Is GPU_ASYNC_MEM_COPY=2 still available in 2.7?
I enqueue a kernel and a buffer-reading at the same time on different queues, but they are executed one after another. I am supposed that they could be done parallel.
the code is like that:
// queue: Q0, Q1
// kernel: vnd, cnd
for(;;) {
clEnqueueNDRangeKernel(Q0, vnd, ... , event0); // vnd produce an event0
clEnqueueNDRangeKernel(Q0, cnd, ...); // cnd run after vnd in the same queue
clEnqueueReadBuffer(Q1, ..., 1, event0, NULL); // buffer-reading wait for vnd(event0) to complete
// wait for buffer-reading to complete
// ...
}
I am supposed that cnd and buffer-reading could be executed together on GPU, and the execution sequence is:
... -> vnd -> (cnd/buffer-reading) -> vnd -> ...
but in fact they are done serially.
my environment:
AMD APP SDK 2.7 + Catalyst 12.6 Beta (8.98-120522a-139735E-ATI)
HD 7970
I think maybe it can improve the performance, it could not implement parallel.
the buffer-reading latency is so high!
i use a regular device buffer and call clEnqueueReadBuffer to retrieve data from gpu.
How can I improve this?
Will it be helpful to map it to the host memory? (especially when this buffer is small, typically some bytes)
GPU_ASYNC_MEM_COPY is automatically disabled when profiling is enabled.
Hi Lihan,
by saying 'profiling is enabled' do you mean that I'm running an application in APP profiler / sprofile, or will it also be disabled if I create a queue using CL_QUEUE_PROFILING_ENABLE?
Thank you
if you create a queue with CL_QUEUE_PROFILING_ENABLE, DMA engine is not used, i.e. no compute transfer overlap.
Hello Lihan,
Can you provide an example of overlapping data transfer and GPU kernel computation with setting GPU_ASYNC_MEM_COPY= 2?
I'm trying to find a way to overlap Read/Write Rect Buffer with GPU computation on 7970 (Tahiti) card under Linux.
Thanks,
Shawn
You can take a look at sample app TransferOverlap. It achieves compute transfer overlap without using DMA engine.
Lihan,
I already checked TransferOverlap sample. It overlap memset()/memcpy() with GPU kernel. My concern is:
(1) If I want to use rectangular area transfer (like transferring submatrix in original matrix), I need to use memcpy() column by column, it will become low efficiently.

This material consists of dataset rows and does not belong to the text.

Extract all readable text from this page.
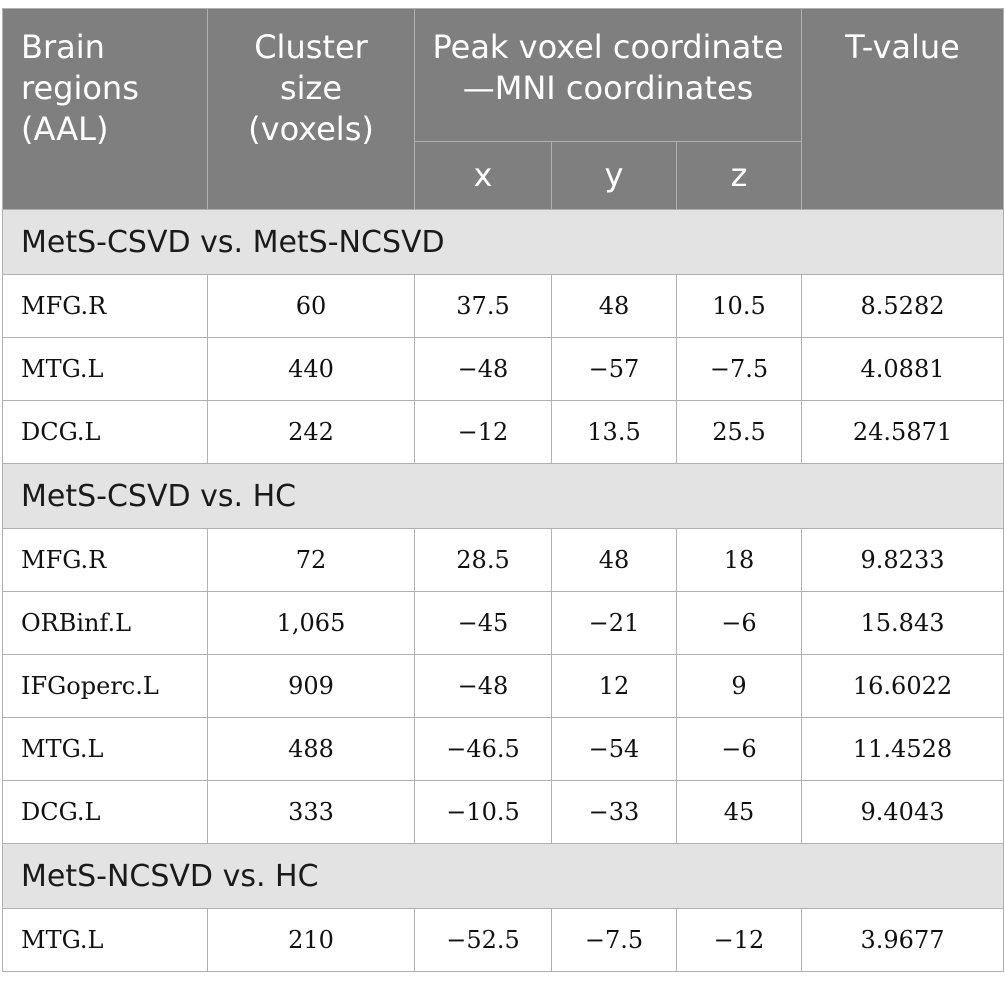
Brain regions (AAL)	Cluster size (voxels)	Peak voxel coordinate—MNI coordinates			T-value
		x	y	z	
MetS-CSVD vs. MetS-NCSVD					
MFG.R	60	37.5	48	10.5	8.5282
MTG.L	440	−48	−57	−7.5	4.0881
DCG.L	242	−12	13.5	25.5	24.5871
MetS-CSVD vs. HC					
MFG.R	72	28.5	48	18	9.8233
ORBinf.L	1,065	−45	−21	−6	15.843
IFGoperc.L	909	−48	12	9	16.6022
MTG.L	488	−46.5	−54	−6	11.4528
DCG.L	333	−10.5	−33	45	9.4043
MetS-NCSVD vs. HC					
MTG.L	210	−52.5	−7.5	−12	3.9677
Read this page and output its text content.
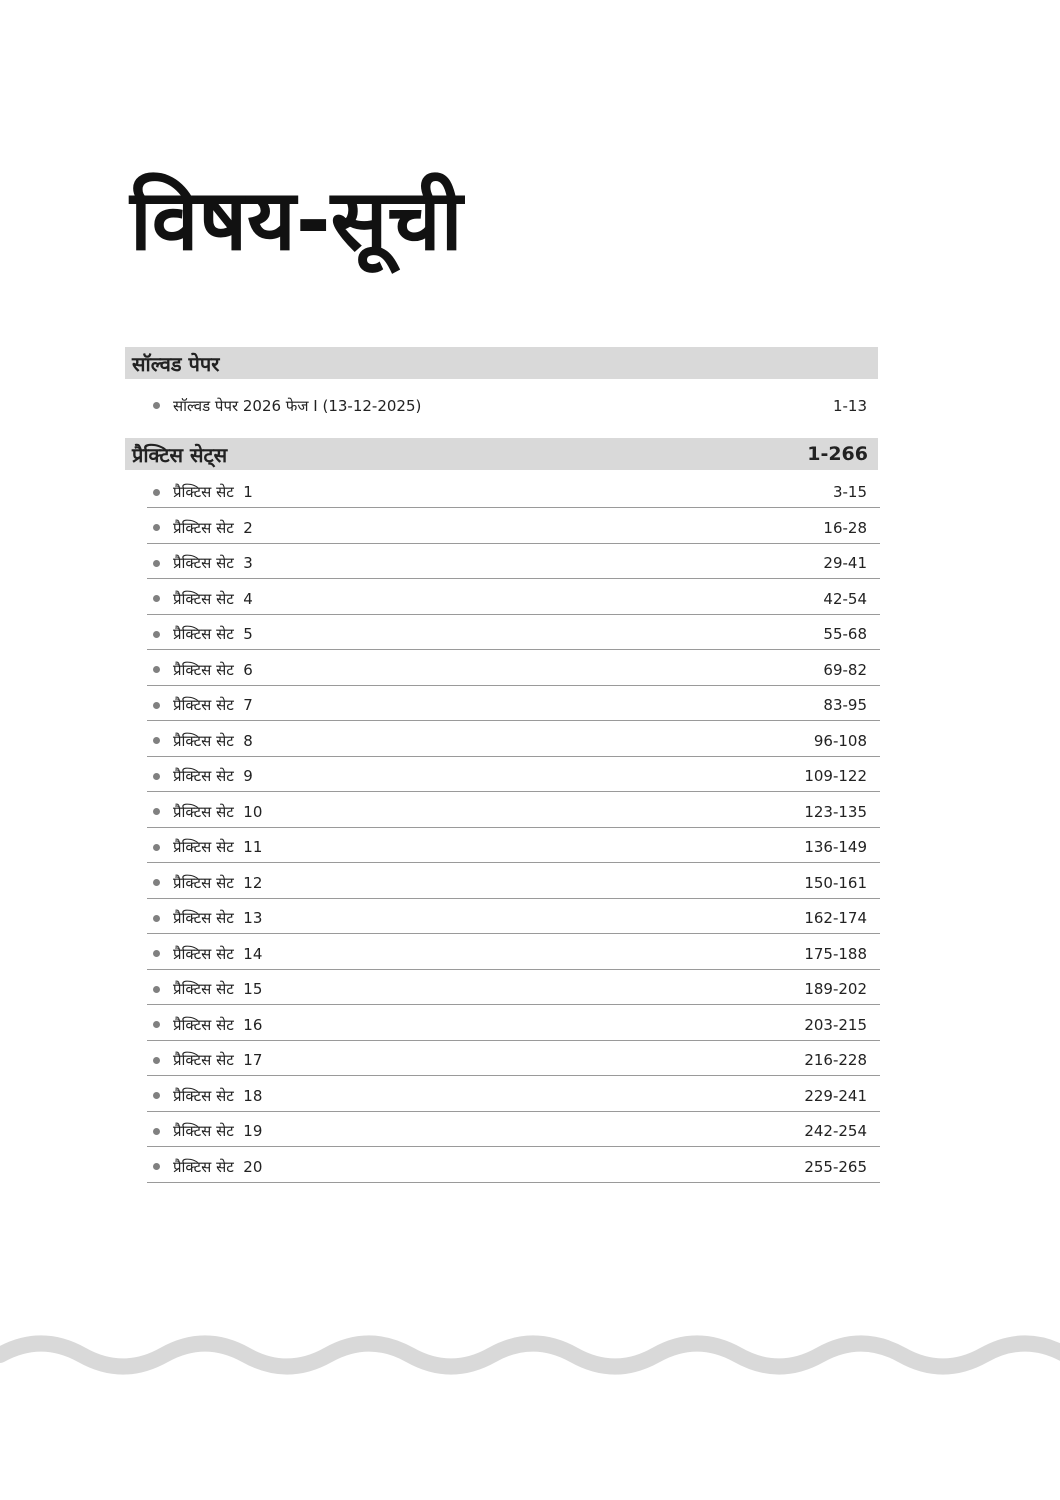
विषय-सूची
सॉल्वड पेपर
सॉल्वड पेपर 2026 फेज I (13-12-2025)	1-13
प्रैक्टिस सेट्स	1-266
प्रैक्टिस सेट  1	3-15
प्रैक्टिस सेट  2	16-28
प्रैक्टिस सेट  3	29-41
प्रैक्टिस सेट  4	42-54
प्रैक्टिस सेट  5	55-68
प्रैक्टिस सेट  6	69-82
प्रैक्टिस सेट  7	83-95
प्रैक्टिस सेट  8	96-108
प्रैक्टिस सेट  9	109-122
प्रैक्टिस सेट  10	123-135
प्रैक्टिस सेट  11	136-149
प्रैक्टिस सेट  12	150-161
प्रैक्टिस सेट  13	162-174
प्रैक्टिस सेट  14	175-188
प्रैक्टिस सेट  15	189-202
प्रैक्टिस सेट  16	203-215
प्रैक्टिस सेट  17	216-228
प्रैक्टिस सेट  18	229-241
प्रैक्टिस सेट  19	242-254
प्रैक्टिस सेट  20	255-265
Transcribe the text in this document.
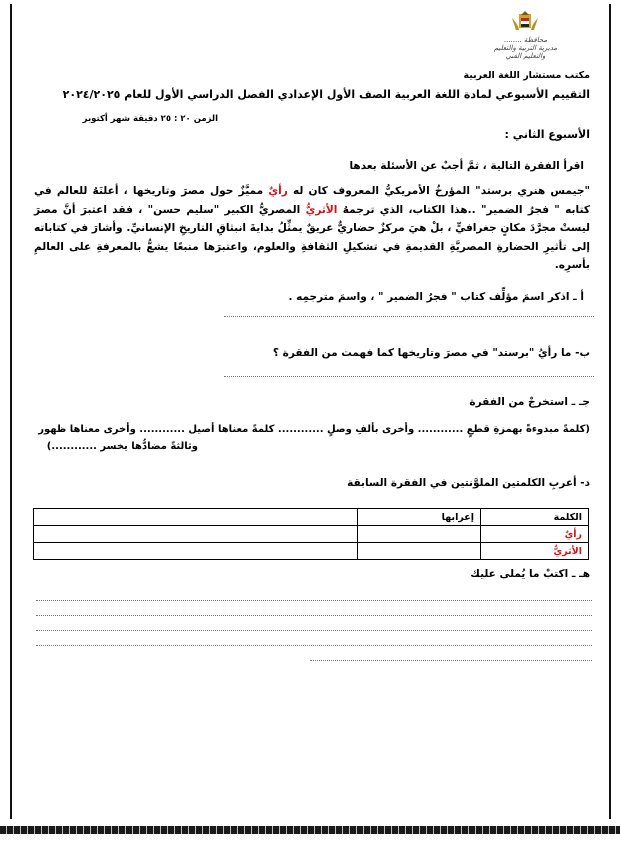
محافظة ........
مديرية التربية والتعليم
والتعليم الفني
مكتب مستشار اللغة العربية
التقييم الأسبوعي لمادة اللغة العربية الصف الأول الإعدادي الفصل الدراسي الأول للعام ٢٠٢٤/٢٠٢٥
الزمن ٢٠ : ٢٥ دقيقة شهر أكتوبر
الأسبوع الثاني :
اقرأ الفقرة التالية ، ثمَّ أجبْ عن الأسئلة بعدها
"جيمس هنري برستد" المؤرخُ الأمريكيُّ المعروف كان له رأيٌ مميَّزٌ حول مصرَ وتاريخها ، أعلنَهُ للعالم في كتابه " فجرُ الضمير" ..هذا الكتاب، الذي ترجمهُ الأثريُّ المصريُّ الكبير "سليم حسن" ، فقد اعتبرَ أنَّ مصرَ ليستْ مجرَّدَ مكانٍ جغرافيٍّ ، بلْ هيَ مركزٌ حضاريٌّ عريقٌ يمثِّلُ بدايةَ انبثاقِ التاريخِ الإنسانيِّ. وأشارَ في كتاباته إلى تأثيرِ الحضارةِ المصريَّةِ القديمةِ في تشكيلِ الثقافةِ والعلوم، واعتبرَها منبعًا يشعُّ بالمعرفةِ على العالمِ بأسرِه.
أ ـ اذكر اسمَ مؤلِّف كتاب " فجرُ الضمير " ، واسمَ مترجمِه .
ب- ما رأيُ "برستد" في مصرَ وتاريخها كما فهمت من الفقرة ؟
جـ ـ استخرجْ من الفقرة
(كلمةً مبدوءةً بهمزةِ قطعٍ ............ وأخرى بألفِ وصلٍ ............ كلمةً معناها أصيل ............ وأخرى معناها ظهور
وثالثةً مضادُّها يخسر ............)
د- أعربِ الكلمتين الملوَّنتين في الفقرة السابقة
الكلمة	إعرابها	
رأيٌ		
الأثريُّ		
هـ ـ اكتبْ ما يُملى عليك
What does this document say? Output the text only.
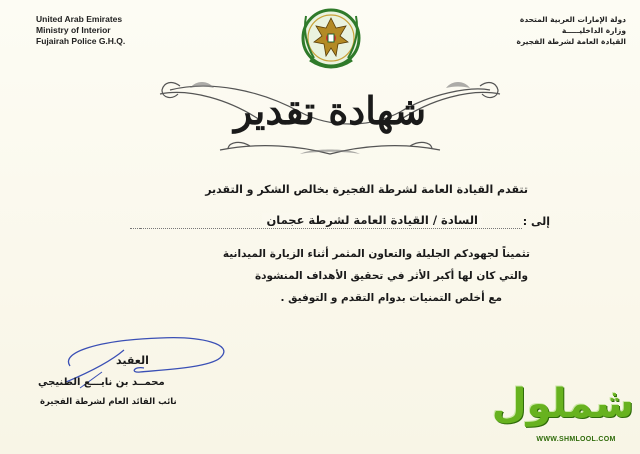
United Arab Emirates
Ministry of Interior
Fujairah Police G.H.Q.
دولة الإمارات العربية المتحدة
وزارة الداخليـــــة
القيادة العامة لشرطة الفجيرة
شهادة تقدير
تتقدم القيادة العامة لشرطة الفجيرة بخالص الشكر و التقدير
إلى :
السادة / القيادة العامة لشرطة عجمان
تثميناً لجهودكم الجليلة والتعاون المثمر أثناء الزيارة الميدانية
والتي كان لها أكبر الأثر في تحقيق الأهداف المنشودة
مع أخلص التمنيات بدوام التقدم و التوفيق .
العقيد
محمــد بن نايـــع الطنيجي
نائب القائد العام لشرطة الفجيرة	شملول
WWW.SHMLOOL.COM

(2) This sample didn't use 2 queues and GPU_ASYNC_MEM_COPY, if 2 queues method is effective for clEnqueueReadBufferRect / clEnqueueWriteBufferRect, I can do some similar ways like in CUDA using 2 streams.
Thanks,
Shawn
memset()/memcpy() writes from host(CPU) directly to GPU memory in the case of zero copy. It's the same idea as overlapping clEnqueueRead/Write and clEnqueueNDRangeKernel using 2 queues.
Hi Lihan. Are there any updated relating to DMA transfer-compute overlap in SDK 2.8? Thank you
Right, as you said this sample is NOT using DMA engine utilising CPU instead. In my case I have enough work for CPU to do (in other threads), so consuming CPU for transfer will reduce the overall performance. If on the other hand the transfer could be done by the DMA engine, both GPU and CPU could be doing something else.
Thanks Lihan, disabled profiling in my code and did not notice any improvements, in fact, the code now works slower. In the absence of documenation, working examples and monitoring tools (i. e. profilers) it is extremely difficult to diagnose what's going on inside and why it is not working.
Is this feature going to be included in the official SDK release any time soon?
Lihan Bin wrote:
if you create a queue with CL_QUEUE_PROFILING_ENABLE, DMA engine is not used, i.e. no compute transfer overlap.
Is there any chance that this limitation could be lifted in future versions of the driver? Being able to do profiling with all features (including transfer overlap) is essential when optimizing some kind of workloads (and particularly multi-GPU usage)
Yes, Profiler team is working with OpenCL runtime team to provide better profiling result when DMA engine is on.
hmm, so i can't see the transfer overlap happening in the profiler output. That is sad.
Yes, it's sad for me too. I cannot use CL_QUEUE_PROFILING_ENABLE to see the feature.